Firstly, we need to update the WinRM service on the machine SPMonkey-Win10-01. From Start menu, search for ‘services’ or press windows key and R to run the Run command then enter “services.msc”.

From Services windows, look for “Windows Remote Management (WS-Management)” then right click and select Properties to open its properties windows.

Change Startup type to “Automatic” and click on Start button to start the service then click OK button to close the properties windows. Close the Services window.

After the Windows Remote Management (WS-Management) has been started and running, now it’s time to open Windows PowerShell by run as Administrator to run some cmdlets.

Note: In the User Account Control dialog box, click Yes.
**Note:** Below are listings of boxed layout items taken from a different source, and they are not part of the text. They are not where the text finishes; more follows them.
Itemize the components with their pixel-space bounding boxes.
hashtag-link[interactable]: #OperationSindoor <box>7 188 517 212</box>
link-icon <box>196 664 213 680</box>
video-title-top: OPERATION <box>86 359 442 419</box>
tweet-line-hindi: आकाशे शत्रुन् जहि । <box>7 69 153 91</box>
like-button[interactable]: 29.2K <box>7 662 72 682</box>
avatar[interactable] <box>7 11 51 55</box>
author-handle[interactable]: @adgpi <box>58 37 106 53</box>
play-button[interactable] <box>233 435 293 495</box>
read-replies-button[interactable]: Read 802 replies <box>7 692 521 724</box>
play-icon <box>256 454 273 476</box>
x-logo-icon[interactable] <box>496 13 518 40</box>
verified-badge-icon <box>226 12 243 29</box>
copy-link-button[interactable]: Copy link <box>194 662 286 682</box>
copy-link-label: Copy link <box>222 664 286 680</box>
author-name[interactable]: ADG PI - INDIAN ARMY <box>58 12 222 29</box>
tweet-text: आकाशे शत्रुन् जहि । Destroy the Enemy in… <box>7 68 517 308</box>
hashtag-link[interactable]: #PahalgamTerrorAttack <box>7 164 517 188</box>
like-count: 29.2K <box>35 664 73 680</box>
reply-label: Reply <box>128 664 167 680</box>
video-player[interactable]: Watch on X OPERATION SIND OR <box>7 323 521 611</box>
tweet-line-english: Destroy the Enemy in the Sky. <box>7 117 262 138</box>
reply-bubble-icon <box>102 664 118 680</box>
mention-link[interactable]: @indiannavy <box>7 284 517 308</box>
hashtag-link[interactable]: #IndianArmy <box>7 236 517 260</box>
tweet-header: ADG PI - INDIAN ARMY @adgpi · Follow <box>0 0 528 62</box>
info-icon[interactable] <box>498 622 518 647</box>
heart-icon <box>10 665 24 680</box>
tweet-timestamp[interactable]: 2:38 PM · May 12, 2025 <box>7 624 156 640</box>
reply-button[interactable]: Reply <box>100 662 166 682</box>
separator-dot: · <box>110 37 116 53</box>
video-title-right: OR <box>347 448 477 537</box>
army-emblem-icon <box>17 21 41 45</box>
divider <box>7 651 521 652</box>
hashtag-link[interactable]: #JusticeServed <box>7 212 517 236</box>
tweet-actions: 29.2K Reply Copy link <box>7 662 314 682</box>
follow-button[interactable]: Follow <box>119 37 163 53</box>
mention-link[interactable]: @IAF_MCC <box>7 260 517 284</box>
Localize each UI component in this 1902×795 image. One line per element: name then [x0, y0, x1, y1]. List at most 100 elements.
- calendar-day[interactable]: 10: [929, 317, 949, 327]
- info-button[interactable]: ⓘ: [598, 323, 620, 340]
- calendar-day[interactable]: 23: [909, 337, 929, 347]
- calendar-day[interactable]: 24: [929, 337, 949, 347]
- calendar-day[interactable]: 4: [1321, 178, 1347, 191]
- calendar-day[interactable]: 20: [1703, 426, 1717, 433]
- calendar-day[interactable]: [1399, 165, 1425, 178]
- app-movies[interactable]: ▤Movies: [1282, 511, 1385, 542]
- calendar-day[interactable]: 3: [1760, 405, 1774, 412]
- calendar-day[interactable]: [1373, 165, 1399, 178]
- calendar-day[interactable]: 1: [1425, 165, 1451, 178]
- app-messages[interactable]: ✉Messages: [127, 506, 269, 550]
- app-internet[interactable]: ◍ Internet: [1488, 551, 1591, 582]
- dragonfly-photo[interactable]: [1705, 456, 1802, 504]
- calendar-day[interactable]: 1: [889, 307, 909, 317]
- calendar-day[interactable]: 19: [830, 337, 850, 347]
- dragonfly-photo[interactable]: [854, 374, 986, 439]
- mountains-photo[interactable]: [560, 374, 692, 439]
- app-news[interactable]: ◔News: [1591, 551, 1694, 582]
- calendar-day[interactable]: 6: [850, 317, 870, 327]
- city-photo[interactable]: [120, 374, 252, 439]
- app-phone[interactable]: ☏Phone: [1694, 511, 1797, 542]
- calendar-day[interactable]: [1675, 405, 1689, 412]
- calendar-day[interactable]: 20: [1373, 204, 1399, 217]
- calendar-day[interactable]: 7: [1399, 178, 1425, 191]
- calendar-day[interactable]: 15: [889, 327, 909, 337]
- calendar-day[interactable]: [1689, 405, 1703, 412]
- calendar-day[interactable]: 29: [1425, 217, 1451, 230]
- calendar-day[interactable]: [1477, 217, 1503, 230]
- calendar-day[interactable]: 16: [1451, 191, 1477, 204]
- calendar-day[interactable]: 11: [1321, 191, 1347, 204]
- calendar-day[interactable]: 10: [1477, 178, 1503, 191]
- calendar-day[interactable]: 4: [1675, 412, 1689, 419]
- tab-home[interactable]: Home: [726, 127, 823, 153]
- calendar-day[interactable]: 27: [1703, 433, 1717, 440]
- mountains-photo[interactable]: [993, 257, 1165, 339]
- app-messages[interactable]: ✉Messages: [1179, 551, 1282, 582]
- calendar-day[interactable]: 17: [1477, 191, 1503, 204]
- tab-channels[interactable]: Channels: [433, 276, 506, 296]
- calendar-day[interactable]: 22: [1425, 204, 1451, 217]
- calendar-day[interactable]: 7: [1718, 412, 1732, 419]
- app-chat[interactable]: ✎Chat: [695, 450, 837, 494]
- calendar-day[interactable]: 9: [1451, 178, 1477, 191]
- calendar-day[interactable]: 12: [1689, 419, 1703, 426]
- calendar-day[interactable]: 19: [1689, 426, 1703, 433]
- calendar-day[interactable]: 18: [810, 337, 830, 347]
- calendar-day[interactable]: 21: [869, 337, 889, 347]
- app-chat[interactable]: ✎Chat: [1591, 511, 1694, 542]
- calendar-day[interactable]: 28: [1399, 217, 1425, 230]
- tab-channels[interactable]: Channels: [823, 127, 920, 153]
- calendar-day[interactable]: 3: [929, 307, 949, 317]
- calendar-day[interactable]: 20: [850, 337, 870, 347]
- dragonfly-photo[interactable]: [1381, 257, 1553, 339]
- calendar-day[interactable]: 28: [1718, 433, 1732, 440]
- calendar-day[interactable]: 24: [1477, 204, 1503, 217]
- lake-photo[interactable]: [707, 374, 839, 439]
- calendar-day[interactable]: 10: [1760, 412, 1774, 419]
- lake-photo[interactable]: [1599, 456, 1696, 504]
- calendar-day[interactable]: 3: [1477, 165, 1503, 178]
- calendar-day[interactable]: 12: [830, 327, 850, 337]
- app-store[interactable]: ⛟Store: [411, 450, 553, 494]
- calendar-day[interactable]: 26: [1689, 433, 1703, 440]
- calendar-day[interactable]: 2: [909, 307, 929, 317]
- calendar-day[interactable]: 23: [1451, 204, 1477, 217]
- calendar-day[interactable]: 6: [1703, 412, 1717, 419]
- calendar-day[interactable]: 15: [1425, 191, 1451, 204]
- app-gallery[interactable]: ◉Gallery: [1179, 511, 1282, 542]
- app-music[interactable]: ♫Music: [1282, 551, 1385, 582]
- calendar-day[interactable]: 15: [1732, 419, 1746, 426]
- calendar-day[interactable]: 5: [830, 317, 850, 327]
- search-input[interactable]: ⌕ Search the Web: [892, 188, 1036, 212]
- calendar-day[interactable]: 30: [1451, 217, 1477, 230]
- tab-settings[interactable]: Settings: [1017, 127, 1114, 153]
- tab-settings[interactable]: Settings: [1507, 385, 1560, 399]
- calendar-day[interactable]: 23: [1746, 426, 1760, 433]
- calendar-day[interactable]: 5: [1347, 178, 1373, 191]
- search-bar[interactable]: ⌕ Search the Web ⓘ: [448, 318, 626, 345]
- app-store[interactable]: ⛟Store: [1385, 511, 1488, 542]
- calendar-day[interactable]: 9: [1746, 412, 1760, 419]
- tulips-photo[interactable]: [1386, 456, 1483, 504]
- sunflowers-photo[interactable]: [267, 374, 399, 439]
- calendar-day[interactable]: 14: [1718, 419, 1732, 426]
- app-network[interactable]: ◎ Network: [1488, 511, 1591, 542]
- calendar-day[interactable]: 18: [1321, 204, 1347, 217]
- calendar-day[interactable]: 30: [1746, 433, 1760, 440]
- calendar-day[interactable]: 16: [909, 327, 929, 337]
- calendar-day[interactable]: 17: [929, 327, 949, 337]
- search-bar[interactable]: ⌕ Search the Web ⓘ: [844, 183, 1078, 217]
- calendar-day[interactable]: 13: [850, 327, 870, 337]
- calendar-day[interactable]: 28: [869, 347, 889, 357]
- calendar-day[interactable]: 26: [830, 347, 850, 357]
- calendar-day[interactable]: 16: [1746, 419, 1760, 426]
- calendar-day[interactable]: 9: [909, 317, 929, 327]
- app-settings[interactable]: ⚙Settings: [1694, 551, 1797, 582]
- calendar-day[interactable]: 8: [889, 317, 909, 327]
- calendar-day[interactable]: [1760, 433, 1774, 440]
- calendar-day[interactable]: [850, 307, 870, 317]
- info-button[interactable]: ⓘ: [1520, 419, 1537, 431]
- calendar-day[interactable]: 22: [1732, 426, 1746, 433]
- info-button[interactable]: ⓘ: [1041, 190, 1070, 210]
At the command prompt, type winrm quickconfig command to enable WinRM and press Enter.

To confirm WinRM is enable type Enable-PSRemoting -Force command to enable PowerShell remoting and press Enter.

To configure the trusted hosts, type Set-Item wsman:\localhost\client\trustedhosts * command and press Enter.

Configuring the workstation machine SPMonkey-Win10-02

Open the Windows PowerShell by run as Administrator. At the command prompt, type winrm
quickconfig
command to enable WinRM and press Enter.

Now we are done with both computers SPMonkey-Win10-01 and SPMonkey-Win10-02. It is time to go back to the first computer SPMonkey-Win10-01 and manage the second computer by using Windows PowerShell Remoting.

Administering Windows with PowerShell Remoting

From Windows PowerShell windows on the first computer SPMonkey-Win10-01, type Enter-PSSession -ComputerName 192.168.0.5 -Credential Administrator with 192.168.0.5 is the IP address of SPMonkey-Win10-02.

Enter the administrator password then hit OK button. You are now in remote session that means that remote connection with 192.168.0.5, which is SPMonkey-Win10-02, is established.